R’s capability for generating graphics is unparalleled. The ability to incorporate colors, graph in three dimensions and in some packages, grab and rotate the graphic for different views makes R the king of the statistical analysis software in this category. Two examples are provided: a three dimensional rabbit (in color) with individual data points highlighted and a three-dimensional graph from a model-based cluster analysis.

Reason 4: Ease of Data Import and Export

R makes it simple to import data in multiple formats. My students enter data in Microsoft Excel or in OpenOffice Spreadsheet and import what they need by using the copy and paste functions. My preference is to import data from a spreadsheet as a .csv file. R allows you to import SPSS or SAS datasets and export to these same formats.

Reason 5: As Part of the Open Source Community, R is Continuously Improving and Expanding

Since 1997, updates to R are managed by the R Core Development Team, working collaboratively from all over the globe to contribute code, debug, provide documentation and develop add-ons.

It is this open source approach, managed by some of the top statistical and scientific talent available, that makes R so robust and so appealing.

Summary

No mistake about it, R is old-school cool. Users have to learn to utilize command lines in their statistical analysis. Seasoned marketing researchers, like me, were taught how to do this in SAS, BMDP and SPSS before they became menu-driven packages. New users face a steep learning curve, but the effort pays off in the end. For once you understand the commands in R, switching to SPSS or SAS is a walk in the park.
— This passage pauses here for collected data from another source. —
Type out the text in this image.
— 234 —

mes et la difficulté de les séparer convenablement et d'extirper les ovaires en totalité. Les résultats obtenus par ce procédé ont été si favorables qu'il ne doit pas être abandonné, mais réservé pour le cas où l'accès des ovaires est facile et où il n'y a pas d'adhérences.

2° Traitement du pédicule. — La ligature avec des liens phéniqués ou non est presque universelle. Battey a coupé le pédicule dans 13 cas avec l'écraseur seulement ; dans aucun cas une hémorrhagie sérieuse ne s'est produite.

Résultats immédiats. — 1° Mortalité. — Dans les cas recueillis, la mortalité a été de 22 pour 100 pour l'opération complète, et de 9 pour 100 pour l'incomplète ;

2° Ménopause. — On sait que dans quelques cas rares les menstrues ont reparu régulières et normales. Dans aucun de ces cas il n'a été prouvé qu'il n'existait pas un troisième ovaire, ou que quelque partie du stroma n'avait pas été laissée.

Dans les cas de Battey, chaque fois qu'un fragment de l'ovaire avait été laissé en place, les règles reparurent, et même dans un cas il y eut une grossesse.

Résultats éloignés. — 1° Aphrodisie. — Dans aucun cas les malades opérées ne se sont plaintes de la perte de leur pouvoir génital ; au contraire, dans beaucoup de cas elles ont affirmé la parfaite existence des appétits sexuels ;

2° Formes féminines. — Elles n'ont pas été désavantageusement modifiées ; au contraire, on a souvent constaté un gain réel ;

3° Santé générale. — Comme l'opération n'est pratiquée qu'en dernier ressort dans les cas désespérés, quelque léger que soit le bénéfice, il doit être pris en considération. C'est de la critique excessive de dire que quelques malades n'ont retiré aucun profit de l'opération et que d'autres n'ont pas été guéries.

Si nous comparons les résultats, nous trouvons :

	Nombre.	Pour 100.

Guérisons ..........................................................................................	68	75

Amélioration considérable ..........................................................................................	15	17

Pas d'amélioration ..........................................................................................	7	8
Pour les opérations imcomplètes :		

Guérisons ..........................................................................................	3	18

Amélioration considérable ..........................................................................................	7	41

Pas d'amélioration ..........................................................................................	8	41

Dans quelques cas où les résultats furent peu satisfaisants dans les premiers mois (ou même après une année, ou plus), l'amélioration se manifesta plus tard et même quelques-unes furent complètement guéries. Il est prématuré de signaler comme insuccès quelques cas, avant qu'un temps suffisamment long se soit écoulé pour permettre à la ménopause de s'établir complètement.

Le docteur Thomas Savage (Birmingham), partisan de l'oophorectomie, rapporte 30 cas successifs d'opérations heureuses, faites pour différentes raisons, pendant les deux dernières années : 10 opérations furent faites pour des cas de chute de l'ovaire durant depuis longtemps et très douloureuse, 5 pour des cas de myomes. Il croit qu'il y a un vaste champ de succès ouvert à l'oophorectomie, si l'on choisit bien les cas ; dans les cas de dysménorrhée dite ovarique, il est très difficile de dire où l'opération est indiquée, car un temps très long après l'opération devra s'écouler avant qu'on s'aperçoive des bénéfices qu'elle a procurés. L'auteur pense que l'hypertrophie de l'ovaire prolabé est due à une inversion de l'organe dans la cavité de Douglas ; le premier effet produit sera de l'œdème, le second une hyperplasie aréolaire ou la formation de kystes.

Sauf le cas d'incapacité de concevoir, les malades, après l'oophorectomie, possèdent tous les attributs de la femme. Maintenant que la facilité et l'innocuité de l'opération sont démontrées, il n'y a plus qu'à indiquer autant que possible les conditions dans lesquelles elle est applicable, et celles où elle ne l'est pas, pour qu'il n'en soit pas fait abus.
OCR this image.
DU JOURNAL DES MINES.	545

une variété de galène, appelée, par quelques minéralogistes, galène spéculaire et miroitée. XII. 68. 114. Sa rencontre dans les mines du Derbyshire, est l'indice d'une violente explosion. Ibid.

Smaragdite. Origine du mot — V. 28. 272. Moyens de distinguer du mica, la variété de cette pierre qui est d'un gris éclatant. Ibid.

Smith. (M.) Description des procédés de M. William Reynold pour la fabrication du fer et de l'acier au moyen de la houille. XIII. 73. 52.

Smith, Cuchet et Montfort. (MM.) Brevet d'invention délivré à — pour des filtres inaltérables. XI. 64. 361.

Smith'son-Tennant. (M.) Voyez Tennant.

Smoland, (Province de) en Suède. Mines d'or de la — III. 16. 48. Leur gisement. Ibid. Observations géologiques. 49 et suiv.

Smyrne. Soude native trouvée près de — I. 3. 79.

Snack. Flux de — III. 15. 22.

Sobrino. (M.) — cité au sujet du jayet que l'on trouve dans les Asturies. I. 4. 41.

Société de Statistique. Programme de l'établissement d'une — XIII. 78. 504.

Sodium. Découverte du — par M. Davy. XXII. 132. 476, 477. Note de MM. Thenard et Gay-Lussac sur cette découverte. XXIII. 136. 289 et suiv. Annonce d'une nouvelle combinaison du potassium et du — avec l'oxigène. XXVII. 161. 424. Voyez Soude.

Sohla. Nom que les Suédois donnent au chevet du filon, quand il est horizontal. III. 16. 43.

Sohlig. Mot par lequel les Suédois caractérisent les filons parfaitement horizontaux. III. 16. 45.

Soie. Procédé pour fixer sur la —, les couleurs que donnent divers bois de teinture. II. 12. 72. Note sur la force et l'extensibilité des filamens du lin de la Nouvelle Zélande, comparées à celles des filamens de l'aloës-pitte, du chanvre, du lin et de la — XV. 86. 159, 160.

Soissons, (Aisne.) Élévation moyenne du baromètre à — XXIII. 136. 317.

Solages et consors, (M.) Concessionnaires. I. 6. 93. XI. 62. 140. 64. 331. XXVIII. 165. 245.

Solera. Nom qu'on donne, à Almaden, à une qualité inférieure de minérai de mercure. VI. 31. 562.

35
And the python extension in SPSS allows users to run the plethora of statistical add-ons available in R.

So how do you get started? Visit the R-Project website and learn as much as you can about the R statistical software. Then go to the Comprehensive R Archive Network to download the latest release (currently R 2.11.1). Install R on your computer and begin the relationship. In my opinion, the best source of information for adapting to R as a former SPSS or SAS user is the Quick-R website by Robert I. Kabakoff.

No excuses remain. Join us in using R as your statistical analysis platform or become obsolete in marketing research. The choice is yours.